Getting your pond ready for winter
Much like owning a garden or a pool, a pond requires some special attention in the fall in order to get ready for winter. There are the obvious tasks like bringing in the dock or taking down the sun tent. What about the less obvious tasks that often get overlooked by pond owners, due to time constraints or simply being unaware of what needs to get done. We have compiled a helpful checklist of pond tasks that you can do over the fall weekends to prepare your pond for winter.
- Apply the final bacteria treatment to your pond before the water temperature drops too low. This will give your pond the last boost it needs to get through the winter, and help reduce the suspended nutrient load many ponds accumulate over the summer and fall. This will prevent later anoxia under the ice cover.
- Study the water flow of your pond. We are big proponents of watershed management, which is a fun and useful tool for any pond owner. All surface water flows somewhere, and you can be sure your pond receives its share of surface water runoff, especially during large storms. What is entering your pond and how is it getting there are two good questions any pond owner can ask themselves. A fun way to find out the answer is to get out the Wellingtons and that bright yellow raincoat, and wander around your pond in a really big rainstorm. Watch what is happening, note where the most surface runoff is entering the pond; is it coming from a road, a manure pile, a roof, a forest? Next, think of several things you can do to prevent fertilizers from entering the pond, or somehow absorb some of the runoff.

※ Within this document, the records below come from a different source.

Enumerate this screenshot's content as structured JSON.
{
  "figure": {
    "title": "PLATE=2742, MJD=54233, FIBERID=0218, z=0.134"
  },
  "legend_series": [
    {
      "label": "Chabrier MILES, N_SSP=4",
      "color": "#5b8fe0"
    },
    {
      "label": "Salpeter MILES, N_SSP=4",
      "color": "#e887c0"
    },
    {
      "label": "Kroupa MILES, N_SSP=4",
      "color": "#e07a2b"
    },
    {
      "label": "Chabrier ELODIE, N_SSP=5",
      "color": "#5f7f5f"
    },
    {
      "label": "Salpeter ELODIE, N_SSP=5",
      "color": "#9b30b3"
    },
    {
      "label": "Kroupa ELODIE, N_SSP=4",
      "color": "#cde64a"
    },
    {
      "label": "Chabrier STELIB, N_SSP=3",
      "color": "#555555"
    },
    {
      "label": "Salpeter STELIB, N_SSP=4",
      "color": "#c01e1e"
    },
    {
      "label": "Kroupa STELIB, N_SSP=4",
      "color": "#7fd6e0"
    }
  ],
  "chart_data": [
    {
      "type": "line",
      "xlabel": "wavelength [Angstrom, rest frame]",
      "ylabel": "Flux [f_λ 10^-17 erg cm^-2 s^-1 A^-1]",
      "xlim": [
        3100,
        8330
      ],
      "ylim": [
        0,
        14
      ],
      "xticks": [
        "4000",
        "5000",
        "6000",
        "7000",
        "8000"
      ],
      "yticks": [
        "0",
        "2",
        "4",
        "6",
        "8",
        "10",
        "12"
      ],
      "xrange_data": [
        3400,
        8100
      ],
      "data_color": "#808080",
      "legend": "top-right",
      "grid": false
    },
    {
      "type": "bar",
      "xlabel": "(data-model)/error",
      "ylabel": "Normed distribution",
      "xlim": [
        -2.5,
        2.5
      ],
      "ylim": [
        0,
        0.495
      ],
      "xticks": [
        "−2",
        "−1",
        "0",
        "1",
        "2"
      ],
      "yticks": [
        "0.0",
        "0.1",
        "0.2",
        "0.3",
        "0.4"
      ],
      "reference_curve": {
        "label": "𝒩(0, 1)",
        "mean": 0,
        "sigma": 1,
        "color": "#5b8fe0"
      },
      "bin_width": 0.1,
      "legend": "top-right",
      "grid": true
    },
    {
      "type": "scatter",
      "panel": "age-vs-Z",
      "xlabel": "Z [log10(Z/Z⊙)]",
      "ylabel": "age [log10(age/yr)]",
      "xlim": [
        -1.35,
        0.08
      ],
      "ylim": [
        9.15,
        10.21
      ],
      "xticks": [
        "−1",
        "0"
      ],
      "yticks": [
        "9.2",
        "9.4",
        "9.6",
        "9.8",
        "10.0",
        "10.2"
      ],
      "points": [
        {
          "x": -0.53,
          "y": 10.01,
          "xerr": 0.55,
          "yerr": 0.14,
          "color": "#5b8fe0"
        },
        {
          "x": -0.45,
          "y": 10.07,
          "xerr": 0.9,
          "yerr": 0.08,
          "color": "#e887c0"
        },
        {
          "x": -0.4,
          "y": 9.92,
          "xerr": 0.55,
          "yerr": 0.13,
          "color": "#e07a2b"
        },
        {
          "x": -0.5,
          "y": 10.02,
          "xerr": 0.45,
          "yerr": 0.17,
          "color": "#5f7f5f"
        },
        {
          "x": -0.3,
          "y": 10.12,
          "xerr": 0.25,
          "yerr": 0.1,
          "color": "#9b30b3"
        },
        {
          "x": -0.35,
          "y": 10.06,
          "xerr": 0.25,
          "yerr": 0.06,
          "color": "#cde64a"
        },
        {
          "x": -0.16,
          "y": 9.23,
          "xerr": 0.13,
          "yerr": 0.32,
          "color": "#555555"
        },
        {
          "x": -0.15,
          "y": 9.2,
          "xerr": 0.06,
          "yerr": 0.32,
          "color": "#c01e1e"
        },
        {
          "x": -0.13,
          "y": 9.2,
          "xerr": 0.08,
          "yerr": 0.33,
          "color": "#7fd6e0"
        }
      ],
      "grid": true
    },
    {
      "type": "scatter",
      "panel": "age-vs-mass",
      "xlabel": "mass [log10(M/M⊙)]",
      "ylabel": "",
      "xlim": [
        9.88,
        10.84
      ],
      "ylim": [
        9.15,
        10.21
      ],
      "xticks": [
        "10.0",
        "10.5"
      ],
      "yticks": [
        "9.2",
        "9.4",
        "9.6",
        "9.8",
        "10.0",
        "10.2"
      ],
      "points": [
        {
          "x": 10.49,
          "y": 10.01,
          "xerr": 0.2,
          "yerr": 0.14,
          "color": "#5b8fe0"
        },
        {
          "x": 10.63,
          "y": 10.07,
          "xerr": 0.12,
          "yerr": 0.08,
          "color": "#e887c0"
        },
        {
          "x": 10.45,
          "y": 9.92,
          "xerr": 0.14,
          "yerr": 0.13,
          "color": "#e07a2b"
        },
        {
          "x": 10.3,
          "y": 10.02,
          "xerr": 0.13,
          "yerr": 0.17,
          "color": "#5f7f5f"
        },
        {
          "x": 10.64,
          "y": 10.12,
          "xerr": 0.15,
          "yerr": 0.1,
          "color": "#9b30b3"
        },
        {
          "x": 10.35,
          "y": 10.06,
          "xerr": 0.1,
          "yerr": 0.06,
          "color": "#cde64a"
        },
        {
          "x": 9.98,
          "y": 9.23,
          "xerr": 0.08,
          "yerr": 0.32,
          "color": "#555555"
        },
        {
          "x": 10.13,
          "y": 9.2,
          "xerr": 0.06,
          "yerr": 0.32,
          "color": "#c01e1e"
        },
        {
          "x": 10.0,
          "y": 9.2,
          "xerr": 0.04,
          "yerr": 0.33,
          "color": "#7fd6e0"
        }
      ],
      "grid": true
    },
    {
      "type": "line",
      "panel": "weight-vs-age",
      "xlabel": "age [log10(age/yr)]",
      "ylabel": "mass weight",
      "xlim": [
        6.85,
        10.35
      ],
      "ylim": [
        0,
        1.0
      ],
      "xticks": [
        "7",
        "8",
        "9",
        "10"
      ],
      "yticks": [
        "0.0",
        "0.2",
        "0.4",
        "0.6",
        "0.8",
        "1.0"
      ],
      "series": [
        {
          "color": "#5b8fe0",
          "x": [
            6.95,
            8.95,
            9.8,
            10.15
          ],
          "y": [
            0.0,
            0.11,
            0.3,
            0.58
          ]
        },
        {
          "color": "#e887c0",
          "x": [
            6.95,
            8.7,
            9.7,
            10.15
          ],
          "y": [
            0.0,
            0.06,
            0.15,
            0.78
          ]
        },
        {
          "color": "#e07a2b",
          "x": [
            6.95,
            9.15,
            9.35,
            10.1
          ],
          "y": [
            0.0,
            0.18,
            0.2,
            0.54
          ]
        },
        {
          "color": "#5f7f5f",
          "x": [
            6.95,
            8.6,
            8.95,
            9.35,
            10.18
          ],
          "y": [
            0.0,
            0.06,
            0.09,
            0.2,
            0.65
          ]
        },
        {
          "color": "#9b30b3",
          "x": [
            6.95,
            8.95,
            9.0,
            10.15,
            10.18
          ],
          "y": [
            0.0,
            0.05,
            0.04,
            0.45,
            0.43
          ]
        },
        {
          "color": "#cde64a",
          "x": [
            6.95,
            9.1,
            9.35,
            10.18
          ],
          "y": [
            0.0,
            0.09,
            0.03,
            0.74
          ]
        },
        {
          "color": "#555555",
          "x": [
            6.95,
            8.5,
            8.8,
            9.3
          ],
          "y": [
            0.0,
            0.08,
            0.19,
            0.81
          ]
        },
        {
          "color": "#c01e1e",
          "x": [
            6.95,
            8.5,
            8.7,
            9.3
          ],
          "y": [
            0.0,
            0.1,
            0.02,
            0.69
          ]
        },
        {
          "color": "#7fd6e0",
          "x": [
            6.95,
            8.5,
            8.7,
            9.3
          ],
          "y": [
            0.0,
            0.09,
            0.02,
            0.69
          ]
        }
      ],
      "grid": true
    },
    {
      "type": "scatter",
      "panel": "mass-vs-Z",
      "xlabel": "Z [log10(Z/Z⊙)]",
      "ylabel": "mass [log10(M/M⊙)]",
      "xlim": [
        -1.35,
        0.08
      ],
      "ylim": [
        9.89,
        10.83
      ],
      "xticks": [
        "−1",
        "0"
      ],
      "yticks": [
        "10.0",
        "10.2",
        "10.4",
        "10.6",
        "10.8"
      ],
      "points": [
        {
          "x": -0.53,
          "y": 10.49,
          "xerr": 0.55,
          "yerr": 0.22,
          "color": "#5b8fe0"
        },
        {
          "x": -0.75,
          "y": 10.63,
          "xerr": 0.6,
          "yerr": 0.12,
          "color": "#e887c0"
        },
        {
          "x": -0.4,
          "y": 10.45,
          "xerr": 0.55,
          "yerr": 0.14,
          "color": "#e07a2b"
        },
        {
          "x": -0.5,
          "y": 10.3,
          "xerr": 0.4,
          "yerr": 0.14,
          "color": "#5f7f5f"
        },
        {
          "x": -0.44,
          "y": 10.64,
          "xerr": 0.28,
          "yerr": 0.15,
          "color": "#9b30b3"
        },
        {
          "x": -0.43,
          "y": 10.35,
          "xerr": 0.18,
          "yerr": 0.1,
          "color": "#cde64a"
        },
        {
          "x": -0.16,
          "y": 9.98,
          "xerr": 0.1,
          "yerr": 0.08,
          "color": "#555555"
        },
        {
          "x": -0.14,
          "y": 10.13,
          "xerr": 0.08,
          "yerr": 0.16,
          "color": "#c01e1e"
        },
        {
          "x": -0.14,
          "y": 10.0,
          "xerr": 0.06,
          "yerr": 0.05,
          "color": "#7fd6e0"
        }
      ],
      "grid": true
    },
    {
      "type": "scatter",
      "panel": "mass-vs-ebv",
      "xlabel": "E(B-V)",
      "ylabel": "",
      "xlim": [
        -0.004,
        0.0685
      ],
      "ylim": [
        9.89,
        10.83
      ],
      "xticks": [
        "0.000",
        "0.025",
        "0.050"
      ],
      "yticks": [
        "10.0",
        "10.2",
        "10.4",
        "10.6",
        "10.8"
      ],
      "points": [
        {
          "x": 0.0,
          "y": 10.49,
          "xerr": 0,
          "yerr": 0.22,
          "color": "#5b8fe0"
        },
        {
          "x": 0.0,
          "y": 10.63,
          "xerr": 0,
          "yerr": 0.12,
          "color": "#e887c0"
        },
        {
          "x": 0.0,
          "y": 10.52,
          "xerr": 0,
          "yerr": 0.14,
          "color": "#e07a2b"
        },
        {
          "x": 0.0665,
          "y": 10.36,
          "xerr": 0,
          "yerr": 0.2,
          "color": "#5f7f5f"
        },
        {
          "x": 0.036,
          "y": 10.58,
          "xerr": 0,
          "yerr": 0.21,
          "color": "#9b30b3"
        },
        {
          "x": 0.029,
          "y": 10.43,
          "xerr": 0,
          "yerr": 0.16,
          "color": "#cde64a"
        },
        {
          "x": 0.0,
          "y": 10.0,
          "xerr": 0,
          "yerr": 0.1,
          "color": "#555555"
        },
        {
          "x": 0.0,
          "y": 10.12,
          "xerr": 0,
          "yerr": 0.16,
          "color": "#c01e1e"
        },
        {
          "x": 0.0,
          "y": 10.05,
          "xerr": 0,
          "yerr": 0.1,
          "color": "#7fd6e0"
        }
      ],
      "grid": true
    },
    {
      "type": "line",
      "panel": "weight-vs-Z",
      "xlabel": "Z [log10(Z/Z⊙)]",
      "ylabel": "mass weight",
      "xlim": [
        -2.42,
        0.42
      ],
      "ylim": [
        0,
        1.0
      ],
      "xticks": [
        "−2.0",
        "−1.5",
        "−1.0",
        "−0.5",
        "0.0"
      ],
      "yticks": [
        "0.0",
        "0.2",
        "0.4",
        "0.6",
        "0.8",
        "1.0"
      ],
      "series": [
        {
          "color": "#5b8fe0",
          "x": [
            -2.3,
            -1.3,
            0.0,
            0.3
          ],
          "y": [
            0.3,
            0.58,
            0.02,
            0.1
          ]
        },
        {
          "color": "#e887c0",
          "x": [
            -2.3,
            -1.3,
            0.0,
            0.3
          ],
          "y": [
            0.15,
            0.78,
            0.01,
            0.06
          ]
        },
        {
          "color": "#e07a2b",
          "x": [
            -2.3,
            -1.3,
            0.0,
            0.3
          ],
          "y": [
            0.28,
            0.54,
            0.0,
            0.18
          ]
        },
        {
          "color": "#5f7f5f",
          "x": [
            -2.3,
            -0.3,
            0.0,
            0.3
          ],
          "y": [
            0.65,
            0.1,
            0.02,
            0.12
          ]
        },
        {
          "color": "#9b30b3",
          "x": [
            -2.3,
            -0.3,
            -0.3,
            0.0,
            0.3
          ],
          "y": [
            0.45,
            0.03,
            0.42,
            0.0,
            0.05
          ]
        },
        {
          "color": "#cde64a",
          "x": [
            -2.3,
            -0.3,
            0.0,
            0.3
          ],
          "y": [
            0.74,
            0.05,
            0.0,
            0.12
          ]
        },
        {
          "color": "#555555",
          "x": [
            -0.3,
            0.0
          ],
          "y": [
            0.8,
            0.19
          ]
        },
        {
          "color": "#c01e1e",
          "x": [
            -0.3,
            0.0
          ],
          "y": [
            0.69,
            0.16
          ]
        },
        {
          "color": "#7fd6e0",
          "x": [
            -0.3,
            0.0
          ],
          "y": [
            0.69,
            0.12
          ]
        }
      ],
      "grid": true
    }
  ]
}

- Improve your riparian strip. We recommend that our clients plant aquatic vegetation in the pond and along the shoreline. Plants are wonderful friends to a pond; they filter out excessive nutrients, they offer shoreline stabilization, and they naturalize a pond beautifully to its environment. Through their root systems they also absorb an astounding amount of water, which invariably provides some protection for your pond from contamination of surface runoff. So purchase and plant more shoreline and aquatic plants before the ground freezes. The best part about fall planting is that most aquatic and shoreline plants are on sale now!
- Stop mowing your grass to the water’s edge. Mowing the lawn to the water’s edge is like shaving your dog’s hair before winter. The shoreline grasses provide much needed protection around the pond, not to mention delightful habitat for insects and wildlife. Never ever mow grass closer than a meter to your pond edge. If you stop mowing along the pond edge you will notice a significant difference in the water quality of your pond within a few seasons.
- Check your system’s maintenance. If you aerate your pond, spend some time checking out the aeration system to make sure it is functioning properly before winter starts. What to look for? The sound of the compressor is the same, no seals are cracked, no wires chewed or worn, the system is dry and stored properly. For the tubing, you might want to pull it in, wipe it down and re-install while the water is still warm, but this is optional. These are just common sense maintenance tips that you would do to any outdoor machine. Decide if you will aerate over the winter or stop the aeration when the snow starts. If you plan on skating on your pond we recommend you stop aerating as soon as ice starts to form. Regularly & accurately monitor ice thickness to ensure the ice is safe and thick where you plan to skate.
- If you run the aerator in winter: Purchase and install a Danger Thin Ice sign around your pond if you choose to aerate your pond during the winter. This sign may save someone’s life.
- If you have a floating island: you can either leave it in place, or move it closer to the shore if it will interfere with skating. It will happily freeze and thaw in place and be ready to grow again in the spring. If after several years the dead plant debris seems thick, you can trim it down before winter sets in.